Aftermath of the Algerian War of Independence On July 3, 1962, two days after the second referendum for independence, de Gaulle recognized the sovereignty of Algeria. Then on July 5, 1962, exactly 132 years after the French invasion in 1830, Algeria declared independence and in September 1962, was given its official name, the “People’s Democratic Republic of Algeria” by the country’s National Assembly.

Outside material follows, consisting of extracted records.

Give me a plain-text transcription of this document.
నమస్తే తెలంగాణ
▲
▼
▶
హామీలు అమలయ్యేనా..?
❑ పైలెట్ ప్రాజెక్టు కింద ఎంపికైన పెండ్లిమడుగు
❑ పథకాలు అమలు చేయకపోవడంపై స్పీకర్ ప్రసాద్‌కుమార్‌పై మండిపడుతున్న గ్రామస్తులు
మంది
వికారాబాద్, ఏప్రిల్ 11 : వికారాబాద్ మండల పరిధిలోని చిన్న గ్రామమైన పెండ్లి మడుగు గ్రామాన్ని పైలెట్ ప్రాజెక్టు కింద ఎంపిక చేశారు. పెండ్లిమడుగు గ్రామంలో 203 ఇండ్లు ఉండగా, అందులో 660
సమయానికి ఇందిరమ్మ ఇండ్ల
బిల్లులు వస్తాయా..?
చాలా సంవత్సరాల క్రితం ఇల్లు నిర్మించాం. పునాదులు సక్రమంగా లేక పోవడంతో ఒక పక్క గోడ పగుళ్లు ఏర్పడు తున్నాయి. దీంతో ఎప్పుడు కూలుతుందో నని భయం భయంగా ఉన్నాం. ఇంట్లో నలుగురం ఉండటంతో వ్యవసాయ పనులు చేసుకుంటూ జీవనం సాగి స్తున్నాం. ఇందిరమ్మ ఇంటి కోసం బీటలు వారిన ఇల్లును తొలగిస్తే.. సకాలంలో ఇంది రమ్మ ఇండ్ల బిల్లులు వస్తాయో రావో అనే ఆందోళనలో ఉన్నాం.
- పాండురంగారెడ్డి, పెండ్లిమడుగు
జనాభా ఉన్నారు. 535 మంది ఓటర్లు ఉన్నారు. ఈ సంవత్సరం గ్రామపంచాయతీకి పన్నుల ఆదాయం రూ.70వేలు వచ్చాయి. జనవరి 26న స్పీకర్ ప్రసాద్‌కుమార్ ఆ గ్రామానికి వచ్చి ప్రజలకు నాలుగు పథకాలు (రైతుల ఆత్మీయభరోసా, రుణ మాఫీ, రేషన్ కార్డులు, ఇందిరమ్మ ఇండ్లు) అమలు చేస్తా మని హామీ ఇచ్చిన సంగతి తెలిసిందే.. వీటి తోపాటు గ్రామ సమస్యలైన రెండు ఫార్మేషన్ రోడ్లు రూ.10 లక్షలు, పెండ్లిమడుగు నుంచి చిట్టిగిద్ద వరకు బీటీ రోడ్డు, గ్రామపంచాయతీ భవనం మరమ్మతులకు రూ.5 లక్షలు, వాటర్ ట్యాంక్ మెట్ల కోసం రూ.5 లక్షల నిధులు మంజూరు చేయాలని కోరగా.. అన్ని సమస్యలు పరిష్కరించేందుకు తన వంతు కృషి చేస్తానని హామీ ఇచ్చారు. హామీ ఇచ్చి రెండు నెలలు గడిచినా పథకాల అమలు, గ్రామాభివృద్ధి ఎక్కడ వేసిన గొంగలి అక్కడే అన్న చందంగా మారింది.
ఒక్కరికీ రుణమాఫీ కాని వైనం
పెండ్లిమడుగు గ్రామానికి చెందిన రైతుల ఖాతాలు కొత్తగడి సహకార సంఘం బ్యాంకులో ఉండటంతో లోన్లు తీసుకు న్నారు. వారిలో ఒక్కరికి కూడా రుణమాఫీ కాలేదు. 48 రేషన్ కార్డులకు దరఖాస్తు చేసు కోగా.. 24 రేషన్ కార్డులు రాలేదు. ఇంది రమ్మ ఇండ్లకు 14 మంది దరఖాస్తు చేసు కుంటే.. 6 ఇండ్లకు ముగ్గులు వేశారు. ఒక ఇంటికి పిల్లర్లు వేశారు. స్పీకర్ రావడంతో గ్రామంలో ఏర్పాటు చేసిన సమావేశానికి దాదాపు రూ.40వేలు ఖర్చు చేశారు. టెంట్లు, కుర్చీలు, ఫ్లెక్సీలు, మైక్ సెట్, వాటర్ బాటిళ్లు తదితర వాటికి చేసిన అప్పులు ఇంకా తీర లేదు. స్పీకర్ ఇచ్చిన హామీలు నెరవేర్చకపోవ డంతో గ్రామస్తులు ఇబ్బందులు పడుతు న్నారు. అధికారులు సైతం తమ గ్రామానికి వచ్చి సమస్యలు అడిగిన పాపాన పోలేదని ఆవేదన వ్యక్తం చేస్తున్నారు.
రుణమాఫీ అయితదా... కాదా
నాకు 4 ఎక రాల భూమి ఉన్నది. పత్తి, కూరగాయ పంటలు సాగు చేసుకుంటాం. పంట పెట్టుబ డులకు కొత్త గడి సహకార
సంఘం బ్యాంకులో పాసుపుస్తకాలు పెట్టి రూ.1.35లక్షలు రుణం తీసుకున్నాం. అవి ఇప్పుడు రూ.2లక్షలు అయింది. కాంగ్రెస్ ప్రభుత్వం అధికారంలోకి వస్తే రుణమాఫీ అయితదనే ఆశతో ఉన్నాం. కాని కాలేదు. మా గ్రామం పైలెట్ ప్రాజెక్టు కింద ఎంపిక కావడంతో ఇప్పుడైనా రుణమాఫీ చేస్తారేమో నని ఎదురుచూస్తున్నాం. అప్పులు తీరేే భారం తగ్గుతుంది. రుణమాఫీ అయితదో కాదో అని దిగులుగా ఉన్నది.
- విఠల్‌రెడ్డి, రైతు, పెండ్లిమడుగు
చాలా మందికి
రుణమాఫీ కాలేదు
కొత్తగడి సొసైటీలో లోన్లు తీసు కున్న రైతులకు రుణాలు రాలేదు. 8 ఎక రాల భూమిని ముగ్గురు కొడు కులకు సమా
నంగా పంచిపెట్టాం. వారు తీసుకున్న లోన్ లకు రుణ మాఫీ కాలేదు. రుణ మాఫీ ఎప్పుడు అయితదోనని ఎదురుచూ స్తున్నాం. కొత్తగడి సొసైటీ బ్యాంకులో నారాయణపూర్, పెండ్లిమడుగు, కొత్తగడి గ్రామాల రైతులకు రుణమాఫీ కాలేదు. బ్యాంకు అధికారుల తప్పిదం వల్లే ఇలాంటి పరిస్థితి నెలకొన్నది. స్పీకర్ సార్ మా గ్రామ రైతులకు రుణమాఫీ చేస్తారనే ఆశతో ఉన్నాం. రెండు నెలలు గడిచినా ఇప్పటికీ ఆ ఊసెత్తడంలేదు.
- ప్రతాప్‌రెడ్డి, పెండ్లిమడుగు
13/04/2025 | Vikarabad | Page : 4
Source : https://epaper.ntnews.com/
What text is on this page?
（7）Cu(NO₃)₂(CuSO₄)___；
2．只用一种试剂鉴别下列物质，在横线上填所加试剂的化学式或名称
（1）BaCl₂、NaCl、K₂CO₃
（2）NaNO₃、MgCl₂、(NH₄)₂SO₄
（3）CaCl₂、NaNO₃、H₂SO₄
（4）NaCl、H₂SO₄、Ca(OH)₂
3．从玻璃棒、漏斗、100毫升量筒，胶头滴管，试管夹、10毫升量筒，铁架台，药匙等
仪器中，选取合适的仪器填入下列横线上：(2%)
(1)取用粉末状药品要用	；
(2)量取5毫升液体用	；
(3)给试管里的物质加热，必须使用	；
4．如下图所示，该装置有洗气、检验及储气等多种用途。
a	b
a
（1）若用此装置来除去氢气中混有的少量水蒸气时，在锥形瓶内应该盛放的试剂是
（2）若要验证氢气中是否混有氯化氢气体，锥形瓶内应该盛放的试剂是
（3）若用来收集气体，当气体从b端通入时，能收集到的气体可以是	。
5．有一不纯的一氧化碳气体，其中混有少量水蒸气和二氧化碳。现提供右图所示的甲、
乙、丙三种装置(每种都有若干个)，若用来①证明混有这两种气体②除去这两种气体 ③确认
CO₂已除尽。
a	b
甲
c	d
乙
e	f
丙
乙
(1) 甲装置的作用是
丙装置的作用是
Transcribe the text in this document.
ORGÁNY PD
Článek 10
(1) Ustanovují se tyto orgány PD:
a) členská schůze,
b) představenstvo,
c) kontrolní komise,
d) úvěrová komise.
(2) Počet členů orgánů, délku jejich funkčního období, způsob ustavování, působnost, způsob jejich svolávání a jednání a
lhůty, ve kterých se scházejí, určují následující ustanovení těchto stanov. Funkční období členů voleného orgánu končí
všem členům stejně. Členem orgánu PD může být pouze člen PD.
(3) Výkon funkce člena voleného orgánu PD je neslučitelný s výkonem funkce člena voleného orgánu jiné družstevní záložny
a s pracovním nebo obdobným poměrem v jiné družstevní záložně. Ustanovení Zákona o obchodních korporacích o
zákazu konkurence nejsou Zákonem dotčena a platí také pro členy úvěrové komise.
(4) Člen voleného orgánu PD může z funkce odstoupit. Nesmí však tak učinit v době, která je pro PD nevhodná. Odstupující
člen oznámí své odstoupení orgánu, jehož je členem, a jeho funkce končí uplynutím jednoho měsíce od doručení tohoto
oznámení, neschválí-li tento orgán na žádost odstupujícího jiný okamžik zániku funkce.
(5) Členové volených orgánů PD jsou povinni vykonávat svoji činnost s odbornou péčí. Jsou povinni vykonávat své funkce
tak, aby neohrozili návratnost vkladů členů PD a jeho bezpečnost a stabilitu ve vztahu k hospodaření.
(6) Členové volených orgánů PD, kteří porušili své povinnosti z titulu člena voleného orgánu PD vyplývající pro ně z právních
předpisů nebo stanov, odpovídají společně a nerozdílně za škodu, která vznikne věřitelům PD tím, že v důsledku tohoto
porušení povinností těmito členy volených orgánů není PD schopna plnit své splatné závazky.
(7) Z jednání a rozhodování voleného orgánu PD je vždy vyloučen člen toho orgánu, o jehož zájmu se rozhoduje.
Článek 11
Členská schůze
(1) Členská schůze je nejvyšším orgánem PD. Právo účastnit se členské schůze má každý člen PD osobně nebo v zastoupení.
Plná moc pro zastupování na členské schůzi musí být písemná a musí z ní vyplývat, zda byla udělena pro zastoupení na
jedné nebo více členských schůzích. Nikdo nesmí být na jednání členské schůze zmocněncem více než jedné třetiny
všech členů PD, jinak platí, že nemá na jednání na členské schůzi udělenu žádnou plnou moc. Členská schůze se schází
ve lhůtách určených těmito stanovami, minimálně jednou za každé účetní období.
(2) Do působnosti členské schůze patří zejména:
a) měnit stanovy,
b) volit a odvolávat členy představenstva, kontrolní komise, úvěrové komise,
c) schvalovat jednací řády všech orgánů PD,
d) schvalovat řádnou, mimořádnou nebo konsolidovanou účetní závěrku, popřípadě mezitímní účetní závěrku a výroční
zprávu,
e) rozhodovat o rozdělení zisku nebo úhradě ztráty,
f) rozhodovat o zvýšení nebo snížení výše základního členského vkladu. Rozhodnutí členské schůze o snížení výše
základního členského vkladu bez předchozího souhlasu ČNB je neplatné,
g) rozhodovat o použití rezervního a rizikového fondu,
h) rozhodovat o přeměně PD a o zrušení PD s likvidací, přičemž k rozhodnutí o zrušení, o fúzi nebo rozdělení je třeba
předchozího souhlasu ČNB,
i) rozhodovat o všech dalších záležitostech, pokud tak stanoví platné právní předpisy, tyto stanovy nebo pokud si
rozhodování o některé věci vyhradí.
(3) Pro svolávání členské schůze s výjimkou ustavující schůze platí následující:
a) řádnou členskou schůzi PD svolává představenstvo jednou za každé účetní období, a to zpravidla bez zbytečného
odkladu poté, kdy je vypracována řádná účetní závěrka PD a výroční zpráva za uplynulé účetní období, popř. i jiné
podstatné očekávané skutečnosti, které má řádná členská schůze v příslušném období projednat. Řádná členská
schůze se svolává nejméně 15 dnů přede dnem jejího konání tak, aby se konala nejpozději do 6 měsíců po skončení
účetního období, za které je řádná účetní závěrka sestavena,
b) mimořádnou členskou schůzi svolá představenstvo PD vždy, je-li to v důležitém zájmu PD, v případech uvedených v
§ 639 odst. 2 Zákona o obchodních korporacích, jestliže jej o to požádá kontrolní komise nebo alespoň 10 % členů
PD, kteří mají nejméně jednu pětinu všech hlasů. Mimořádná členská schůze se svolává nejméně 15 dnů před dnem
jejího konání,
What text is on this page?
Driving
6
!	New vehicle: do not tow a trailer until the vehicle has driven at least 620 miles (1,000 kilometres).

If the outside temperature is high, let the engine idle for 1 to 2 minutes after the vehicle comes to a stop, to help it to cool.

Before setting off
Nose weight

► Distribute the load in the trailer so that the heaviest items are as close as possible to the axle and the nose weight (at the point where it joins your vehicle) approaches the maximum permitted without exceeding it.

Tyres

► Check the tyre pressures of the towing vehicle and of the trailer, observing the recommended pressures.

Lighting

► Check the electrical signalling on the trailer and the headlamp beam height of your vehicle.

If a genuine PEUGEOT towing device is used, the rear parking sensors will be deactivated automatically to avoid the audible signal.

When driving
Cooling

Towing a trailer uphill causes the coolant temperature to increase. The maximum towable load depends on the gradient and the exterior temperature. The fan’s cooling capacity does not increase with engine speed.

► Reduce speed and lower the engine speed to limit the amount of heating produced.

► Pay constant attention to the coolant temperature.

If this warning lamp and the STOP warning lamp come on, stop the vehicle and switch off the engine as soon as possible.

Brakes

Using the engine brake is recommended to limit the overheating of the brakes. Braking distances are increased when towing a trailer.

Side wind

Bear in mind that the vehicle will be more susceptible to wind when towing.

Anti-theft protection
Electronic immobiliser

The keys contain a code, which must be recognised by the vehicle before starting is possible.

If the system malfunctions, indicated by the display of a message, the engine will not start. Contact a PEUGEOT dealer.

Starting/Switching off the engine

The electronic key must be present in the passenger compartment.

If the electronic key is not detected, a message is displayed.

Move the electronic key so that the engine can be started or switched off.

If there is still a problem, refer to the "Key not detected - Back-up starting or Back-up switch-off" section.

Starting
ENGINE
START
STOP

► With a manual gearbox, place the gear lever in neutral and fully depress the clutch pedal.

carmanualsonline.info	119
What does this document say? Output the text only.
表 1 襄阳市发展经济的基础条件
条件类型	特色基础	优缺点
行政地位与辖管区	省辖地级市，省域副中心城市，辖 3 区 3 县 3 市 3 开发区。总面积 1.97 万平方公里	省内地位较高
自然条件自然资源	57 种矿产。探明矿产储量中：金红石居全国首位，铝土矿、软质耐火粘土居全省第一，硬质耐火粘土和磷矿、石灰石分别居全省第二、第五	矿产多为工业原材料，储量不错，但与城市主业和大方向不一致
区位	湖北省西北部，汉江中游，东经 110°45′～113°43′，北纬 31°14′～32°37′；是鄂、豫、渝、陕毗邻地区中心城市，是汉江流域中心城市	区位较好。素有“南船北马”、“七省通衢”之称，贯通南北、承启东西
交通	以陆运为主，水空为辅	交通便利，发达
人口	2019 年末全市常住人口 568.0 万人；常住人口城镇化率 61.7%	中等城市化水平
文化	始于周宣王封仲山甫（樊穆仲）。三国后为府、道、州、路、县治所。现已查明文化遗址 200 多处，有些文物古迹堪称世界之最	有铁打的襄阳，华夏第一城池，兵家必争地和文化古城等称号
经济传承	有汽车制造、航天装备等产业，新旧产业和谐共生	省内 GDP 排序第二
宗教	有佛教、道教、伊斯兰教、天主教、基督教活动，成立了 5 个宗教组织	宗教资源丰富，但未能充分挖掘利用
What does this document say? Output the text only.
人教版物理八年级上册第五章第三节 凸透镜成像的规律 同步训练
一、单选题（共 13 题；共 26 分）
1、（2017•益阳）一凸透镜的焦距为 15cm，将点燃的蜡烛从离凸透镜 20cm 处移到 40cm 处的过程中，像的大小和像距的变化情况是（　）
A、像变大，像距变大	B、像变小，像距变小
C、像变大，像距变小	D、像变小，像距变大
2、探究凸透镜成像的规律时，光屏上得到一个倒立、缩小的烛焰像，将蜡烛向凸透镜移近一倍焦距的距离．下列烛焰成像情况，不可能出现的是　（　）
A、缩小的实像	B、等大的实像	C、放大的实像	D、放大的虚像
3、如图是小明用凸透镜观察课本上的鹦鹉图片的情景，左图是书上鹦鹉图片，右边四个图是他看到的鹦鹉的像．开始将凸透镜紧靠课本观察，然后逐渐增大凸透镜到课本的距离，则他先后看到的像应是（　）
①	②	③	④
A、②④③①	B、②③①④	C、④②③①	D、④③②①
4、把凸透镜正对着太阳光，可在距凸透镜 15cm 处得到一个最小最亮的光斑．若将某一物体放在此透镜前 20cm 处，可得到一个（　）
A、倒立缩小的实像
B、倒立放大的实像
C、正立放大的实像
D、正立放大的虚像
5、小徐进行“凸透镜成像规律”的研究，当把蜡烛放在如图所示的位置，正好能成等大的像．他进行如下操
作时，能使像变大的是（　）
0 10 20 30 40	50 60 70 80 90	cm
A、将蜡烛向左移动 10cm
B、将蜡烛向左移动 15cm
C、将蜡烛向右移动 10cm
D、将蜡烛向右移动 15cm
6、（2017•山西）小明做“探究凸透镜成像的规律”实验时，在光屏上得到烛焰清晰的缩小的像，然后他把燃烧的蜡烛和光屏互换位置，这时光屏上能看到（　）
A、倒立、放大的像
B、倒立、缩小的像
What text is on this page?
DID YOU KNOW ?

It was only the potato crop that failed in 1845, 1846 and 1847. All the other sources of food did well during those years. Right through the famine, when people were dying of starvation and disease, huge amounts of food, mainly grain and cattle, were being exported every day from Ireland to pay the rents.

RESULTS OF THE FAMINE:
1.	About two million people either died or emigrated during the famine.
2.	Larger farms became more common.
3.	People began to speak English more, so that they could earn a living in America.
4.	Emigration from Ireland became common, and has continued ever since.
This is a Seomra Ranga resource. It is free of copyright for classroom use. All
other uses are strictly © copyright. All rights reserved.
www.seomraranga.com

In the months leading up to and after Algeria’s independence, a mass exodus of the pied-noir community took place, with some 900,000 (90% of the European population) fleeing hastily to France. The European Algerians feared for their lives despite a stipulation in the Évian Accords that independent Algeria must respect the rights and properties of the pied-noir community in Algeria. Some 100,000 would remain, but in the 1960s through 1970s, most were forced to leave as well, as the war had scarred permanently relations between the indigenous Algerians and pieds-noirs, forcing the latter to abandon homes and properties under the threat of “the suitcase or the coffin” (French: “la valise ou le cercueil”). In France, the pieds-noirs experienced a difficult period of transition and adjustment, as many families had lived for many generations in Algeria, which they regarded as their homeland. Moreover, they were criticized and held responsible by French mainlanders for the political, economic, and social troubles that the war had caused to France. Algerian Jews, who feared persecution because of their opposition to Algerian independence, also fled Algeria en masse, with 130,000 Jews leaving for France where they held French citizenship; some 7,000 Jews also immigrated to Israel.
The harkis, or indigenous Algerians who had served in the French Army as regulars or auxiliaries, met a harsher fate. Disarmed after the war by their French military commanders and vilified by Algerians as traitors and French collaborators, the harkis and their families faced harsh retaliation by the FLN and civilian mobs – some 50,000 to 100,000 harkis and their kin were killed, most in grisly circumstances. Some 91,000 harkis and their families did succeed in escaping to France under the aegis of their French commanders in violation of the orders of the French government.
The bitter effects of the war were felt in both countries for many years. Throughout the conflict, France described its actions in Algeria as a “law and order maintenance operation”, and not war. Then in June 1999, thirty-seven years after the war ended, the French government admitted that “war” had indeed taken place in Algeria.